When both of these are satisfied: L1 door closed and parking brake released. The time stops when both the parking brake is set and the L1 door is opened.

I don't know for sure, but I assume it's the same for most airlines and their various aircraft.

Bubba
 
Alaska

All man doors closed, breaks released or engine oil pressure = Out.
Any man door open with breaks set = In.
 
At HAL "in" on the 330 is tied to ANY door open, so if you pull into the gate and have a long customs hold from an international, you may sit there not getting paid for a while if the cargo doors open. You will also not get an "out" until actual pushback, so same deal if you have to deice at the gate no luck. You could in fact command an evacuation at the gate with all pax doors closed and slides armed, and not get paid for your time!
 
Also SWA gives back the first 5 minutes of any overfly.
 
At HA, unfortunately, it's tied to aircraft movement at push back.

HAL

Huh, must be a scare-bus thing? Are the short buses the same way?
Fi-fi strikes again!!
 
Also SWA gives back the first 5 minutes of any overfly.
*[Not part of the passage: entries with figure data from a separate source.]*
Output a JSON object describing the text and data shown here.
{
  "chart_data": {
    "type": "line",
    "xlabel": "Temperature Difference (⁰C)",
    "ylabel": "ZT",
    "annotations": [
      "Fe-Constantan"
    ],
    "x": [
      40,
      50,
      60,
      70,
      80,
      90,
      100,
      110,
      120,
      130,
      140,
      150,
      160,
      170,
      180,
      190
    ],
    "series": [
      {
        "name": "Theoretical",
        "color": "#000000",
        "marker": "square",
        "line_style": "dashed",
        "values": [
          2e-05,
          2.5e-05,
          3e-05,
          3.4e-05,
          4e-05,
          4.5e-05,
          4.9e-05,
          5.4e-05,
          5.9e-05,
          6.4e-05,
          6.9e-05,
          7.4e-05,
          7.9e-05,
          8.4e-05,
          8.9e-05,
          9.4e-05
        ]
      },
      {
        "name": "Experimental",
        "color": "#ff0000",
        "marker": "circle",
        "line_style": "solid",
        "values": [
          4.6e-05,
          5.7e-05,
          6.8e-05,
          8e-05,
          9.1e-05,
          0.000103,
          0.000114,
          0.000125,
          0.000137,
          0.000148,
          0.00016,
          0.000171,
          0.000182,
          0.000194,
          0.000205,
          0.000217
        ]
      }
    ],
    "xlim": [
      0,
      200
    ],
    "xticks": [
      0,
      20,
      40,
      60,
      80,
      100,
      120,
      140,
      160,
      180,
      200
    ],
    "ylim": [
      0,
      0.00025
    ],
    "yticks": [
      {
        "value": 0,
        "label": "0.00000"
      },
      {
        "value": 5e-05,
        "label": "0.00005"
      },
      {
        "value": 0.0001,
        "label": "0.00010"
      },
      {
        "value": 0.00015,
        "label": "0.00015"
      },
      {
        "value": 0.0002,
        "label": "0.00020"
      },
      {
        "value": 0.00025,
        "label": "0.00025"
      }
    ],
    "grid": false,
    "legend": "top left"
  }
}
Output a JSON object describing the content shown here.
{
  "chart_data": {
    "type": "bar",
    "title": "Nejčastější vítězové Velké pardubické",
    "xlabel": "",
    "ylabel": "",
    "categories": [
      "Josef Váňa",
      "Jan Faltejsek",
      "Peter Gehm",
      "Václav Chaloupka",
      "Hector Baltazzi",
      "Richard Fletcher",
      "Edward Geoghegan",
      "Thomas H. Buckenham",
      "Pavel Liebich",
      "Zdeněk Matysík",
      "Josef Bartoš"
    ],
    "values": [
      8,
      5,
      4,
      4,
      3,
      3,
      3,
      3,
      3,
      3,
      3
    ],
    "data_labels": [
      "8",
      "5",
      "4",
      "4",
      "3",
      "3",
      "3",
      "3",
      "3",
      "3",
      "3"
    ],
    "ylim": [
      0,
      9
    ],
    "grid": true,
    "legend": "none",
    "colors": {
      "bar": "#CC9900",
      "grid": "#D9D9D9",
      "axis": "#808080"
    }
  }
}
So tell me, Fletch, what has that got to do with the topic at hand? Other than you taking an opportunity to bitch about Southwest, I mean, despite one thing having nothing to do with the other. And you say "also," as if our block time counting was disadvantageous compared to other airlines. It actually seems to be one of the best, seeing as how the plane doesn't actually have to move to start block time, and on the way in, it doesn't stop until the L1 door specifically is opened. This means if the Ops agent is late, you're still "blocking" time, even if the cargo doors are opened, until the jetway finally shows up and the front door is opened. This is better than what most others have described in this thread.

Also, you're wrong about overfly "give backs." It's the first four minutes of overfly that don't count, not five. The fifth minute of overfly, and each additional minute, pay an extra .02 tfp, totaling 1.2 tfp per hour of overfly (after four minutes, that is).

Jeez, read the actual contract already, whydoncha'?

Bubba
 
The ACARS can be programmed to report times on many criteria;it's up to the Company which metrics to use. For example, AirTranz used aircraft movement to track departure times, but Pilots got paid from L1 closed to L1 open. That way, we got paid for any pushback delay- ramp congestion, late arriving bags, EDC times, etc.